Увлечение Нелидовой, увлечение княгиней Гагариной все равно не выбили у него воспоминаний о счастливом их десятилетии, он все равно любил ее и уважал как мать своих детей. Обманутый своими придворными, он грозился и ее заточить в монастырь, но она никогда не верила в реальность этих угроз…
Она все простила ему: сумрачный и нелепый нрав, угрозы и буйные припадки гнева — она любила и жалела его…
Только выполнив эту такую необходимую ей церемонию прощания, она согласилась переехать в Зимний, но там устроила допрос Александру и Константину и, поставив их на колени перед образом Богородицы, заставила поклясться в невиновности…
Значит, и ей он солгал — он знал все, хотя и не предполагал, что трон его обагрится кровью отца…
Мария Федоровна не успокоилась до тех пор, пока не заставила сына наказать всех убийц Павла — ссылка, Сибирь, действующая армия, крепость. У трона не осталось никого из участников переворота 1801 года…

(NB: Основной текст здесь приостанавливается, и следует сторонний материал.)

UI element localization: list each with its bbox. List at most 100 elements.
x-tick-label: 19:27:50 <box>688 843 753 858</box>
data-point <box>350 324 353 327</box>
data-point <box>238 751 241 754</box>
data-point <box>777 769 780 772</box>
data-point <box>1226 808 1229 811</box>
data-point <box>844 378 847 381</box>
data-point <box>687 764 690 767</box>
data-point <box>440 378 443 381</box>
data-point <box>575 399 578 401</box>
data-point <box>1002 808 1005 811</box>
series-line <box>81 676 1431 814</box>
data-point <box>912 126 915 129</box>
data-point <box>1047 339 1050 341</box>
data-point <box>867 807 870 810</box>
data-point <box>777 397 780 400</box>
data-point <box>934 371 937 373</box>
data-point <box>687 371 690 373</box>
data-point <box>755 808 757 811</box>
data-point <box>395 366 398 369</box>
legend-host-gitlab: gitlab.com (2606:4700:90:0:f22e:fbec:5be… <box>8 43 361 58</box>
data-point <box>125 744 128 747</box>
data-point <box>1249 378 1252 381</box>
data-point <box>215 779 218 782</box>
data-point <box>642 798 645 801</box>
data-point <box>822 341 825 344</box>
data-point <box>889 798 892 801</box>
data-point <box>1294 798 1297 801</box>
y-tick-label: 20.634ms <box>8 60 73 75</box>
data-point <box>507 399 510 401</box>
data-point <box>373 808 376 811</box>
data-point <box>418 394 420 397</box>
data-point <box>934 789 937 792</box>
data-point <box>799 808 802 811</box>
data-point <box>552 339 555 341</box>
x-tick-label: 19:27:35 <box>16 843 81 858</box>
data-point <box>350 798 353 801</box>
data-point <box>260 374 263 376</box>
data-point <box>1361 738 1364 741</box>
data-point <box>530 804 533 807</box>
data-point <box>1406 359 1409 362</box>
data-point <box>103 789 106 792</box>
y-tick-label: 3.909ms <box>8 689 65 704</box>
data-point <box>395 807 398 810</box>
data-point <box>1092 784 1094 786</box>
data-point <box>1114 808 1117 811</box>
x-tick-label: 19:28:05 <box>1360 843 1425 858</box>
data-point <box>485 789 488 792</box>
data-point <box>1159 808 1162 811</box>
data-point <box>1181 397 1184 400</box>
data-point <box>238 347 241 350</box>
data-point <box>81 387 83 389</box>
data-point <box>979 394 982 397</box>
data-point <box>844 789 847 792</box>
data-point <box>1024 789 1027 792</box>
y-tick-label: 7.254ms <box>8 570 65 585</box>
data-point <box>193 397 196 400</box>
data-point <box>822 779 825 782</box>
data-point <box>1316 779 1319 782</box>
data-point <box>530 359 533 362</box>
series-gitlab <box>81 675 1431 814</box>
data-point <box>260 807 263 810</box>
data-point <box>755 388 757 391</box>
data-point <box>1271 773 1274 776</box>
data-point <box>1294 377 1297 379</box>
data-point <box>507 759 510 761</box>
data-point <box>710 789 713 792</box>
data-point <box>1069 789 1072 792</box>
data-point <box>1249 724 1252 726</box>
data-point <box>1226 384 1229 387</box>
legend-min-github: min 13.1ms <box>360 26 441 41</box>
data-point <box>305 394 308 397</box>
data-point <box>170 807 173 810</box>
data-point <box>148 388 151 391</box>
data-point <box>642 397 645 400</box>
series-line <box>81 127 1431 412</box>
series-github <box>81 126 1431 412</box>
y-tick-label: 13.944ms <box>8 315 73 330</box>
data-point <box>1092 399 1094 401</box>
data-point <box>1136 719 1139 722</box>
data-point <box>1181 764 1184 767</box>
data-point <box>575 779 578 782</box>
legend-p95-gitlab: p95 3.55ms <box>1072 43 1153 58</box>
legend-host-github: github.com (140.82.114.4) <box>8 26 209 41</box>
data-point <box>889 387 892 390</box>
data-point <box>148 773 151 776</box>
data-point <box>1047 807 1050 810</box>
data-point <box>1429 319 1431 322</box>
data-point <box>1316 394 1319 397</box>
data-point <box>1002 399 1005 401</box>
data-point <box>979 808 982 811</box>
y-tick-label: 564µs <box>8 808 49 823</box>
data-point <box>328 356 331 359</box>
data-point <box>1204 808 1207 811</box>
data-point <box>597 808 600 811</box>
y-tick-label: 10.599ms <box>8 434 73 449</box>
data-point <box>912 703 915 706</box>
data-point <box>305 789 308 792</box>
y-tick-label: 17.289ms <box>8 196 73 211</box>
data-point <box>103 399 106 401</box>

Своего родного дядю Дениса Ивановича Фонвизина Михаил Александрович видел всего один только раз в жизни. Было это в смоленском имении Дениса Ивановича. Он вернулся туда из Парижа, где провел последние годы после отставки горячо любимого им друга и начальника по иностранной коллегии — Никиты Ивановича Панина. Имение это было подарено ему им же, Никитой Ивановичем. Императрица Екатерина уволила в отставку всегда противостоящего ей Панина, но не желала оставить по себе плохую память — бескорыстный, прямой и умный царедворец Никита Иванович был воспитателем ее сына, обер-гофмейстером малого двора Павла и руководил всей внешней политикой России на протяжении многих лет. После первого раздела Польши, против которого все время выступал Панин, она, желая задобрить своего первоприсутствующего в иностранной коллегии, подарила ему девять тысяч душ крепостных с поместьями, селениями. Никита Иванович отдал четыре из них своим помощникам — Убри, Фонвизину и Бакунину. Последний оказался предателем, предал Никиту Ивановича в ответ на эту его милость…
Денис же Иванович Фонвизин до конца дней оставался верным сотрудником Никиты Ивановича. Уже лежа в постели, умирая от огорчений и недовольства, Никита Иванович диктовал Фонвизину свои последние заметки — проект конституционного переустройства России. Всю жизнь он боролся за ограничение самодержавного строя, выдвигал проекты переустройства общества, чтобы избавить страну от всесилия фаворитов и капризов императора. Некоторые его проекты мало-помалу вошли в жизнь. Именно Никита Иванович добился создания Государственного совета при императоре, но главное дело своей жизни — ограничение самодержавной власти — он так и не увидел воплощенным…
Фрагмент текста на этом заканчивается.